– И все же, Иван Павлович, сколько ты не был в Болотове?
– Откуда мне знать! Может, три, а может, четыре месяца.
– Зато я знаю. Твоей ноги не бывало там ровно семь месяцев и двенадцать дней! Семь месяцев и двенадцать дней ты не знаешь, что с твоим сыном!

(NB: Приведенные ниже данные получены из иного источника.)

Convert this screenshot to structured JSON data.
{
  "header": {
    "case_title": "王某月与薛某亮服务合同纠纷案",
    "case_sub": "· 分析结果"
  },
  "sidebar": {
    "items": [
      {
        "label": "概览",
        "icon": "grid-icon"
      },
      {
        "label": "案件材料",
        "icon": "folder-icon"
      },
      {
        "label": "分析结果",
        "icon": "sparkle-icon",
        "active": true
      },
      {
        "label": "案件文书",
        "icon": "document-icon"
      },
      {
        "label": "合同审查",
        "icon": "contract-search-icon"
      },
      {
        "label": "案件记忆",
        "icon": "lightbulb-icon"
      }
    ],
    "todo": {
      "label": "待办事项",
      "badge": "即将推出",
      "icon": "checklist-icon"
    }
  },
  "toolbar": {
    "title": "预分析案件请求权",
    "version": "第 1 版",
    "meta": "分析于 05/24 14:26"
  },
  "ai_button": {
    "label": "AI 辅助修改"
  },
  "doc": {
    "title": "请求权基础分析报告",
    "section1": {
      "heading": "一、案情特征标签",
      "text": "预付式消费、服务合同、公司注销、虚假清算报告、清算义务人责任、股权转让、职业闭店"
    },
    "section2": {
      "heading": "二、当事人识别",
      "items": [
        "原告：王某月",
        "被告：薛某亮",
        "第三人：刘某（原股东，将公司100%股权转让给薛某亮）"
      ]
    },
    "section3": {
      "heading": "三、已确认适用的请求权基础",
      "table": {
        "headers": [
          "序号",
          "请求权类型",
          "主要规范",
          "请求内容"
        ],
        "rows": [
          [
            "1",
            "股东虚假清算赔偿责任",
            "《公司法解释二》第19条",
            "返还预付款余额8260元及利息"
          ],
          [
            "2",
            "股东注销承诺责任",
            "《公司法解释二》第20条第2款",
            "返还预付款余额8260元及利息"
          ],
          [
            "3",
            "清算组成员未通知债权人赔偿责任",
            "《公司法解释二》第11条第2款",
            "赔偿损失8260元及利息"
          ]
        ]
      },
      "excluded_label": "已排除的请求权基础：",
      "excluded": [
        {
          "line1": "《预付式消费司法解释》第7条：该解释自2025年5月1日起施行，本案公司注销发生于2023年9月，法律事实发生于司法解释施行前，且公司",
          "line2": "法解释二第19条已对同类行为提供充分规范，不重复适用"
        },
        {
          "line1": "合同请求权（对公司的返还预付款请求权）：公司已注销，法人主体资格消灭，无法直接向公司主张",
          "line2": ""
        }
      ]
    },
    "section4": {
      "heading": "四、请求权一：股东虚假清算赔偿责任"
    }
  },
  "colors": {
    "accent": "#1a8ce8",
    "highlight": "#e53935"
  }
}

– Староста всякий раз, как приходит, докладывает о нем.
– И с тебя довольно?
– До сей поры было довольно.
– А я вот что тебе скажу… Матвеевич – человек честный, но ему за всем тоже не углядеть, а наперед так и вовсе не загадать. В этой глухой деревне Вася растет сам по себе, никто с ним не занимается, и компания у него мужицкая.
– А ты небось хотела бы пригласить для него француза, чтобы тот его обучал стихам и хорошим манерам?
– Да на что нам француз? Хватит с него и того, в чем его болотовский поп просветил. Всякий раз, как бываю в деревне, примечаю, что Вася становится ловок умом, не в пример телу.
– Вот и хорошо! Значит, ты согласна со мной. Что поделаешь, Евдокия, иная жизнь не для Васи. Природа несправедливо с ним обошлась. И не то главное, кто будет с ним заниматься. Виною его уродство. В двадцать два года такому, как он, не уйти от своей участи, как ни крутись.
– Ну-ну! А что, если через эту «несправедливость природы», как ты ее называешь, он добьется милостей государыни?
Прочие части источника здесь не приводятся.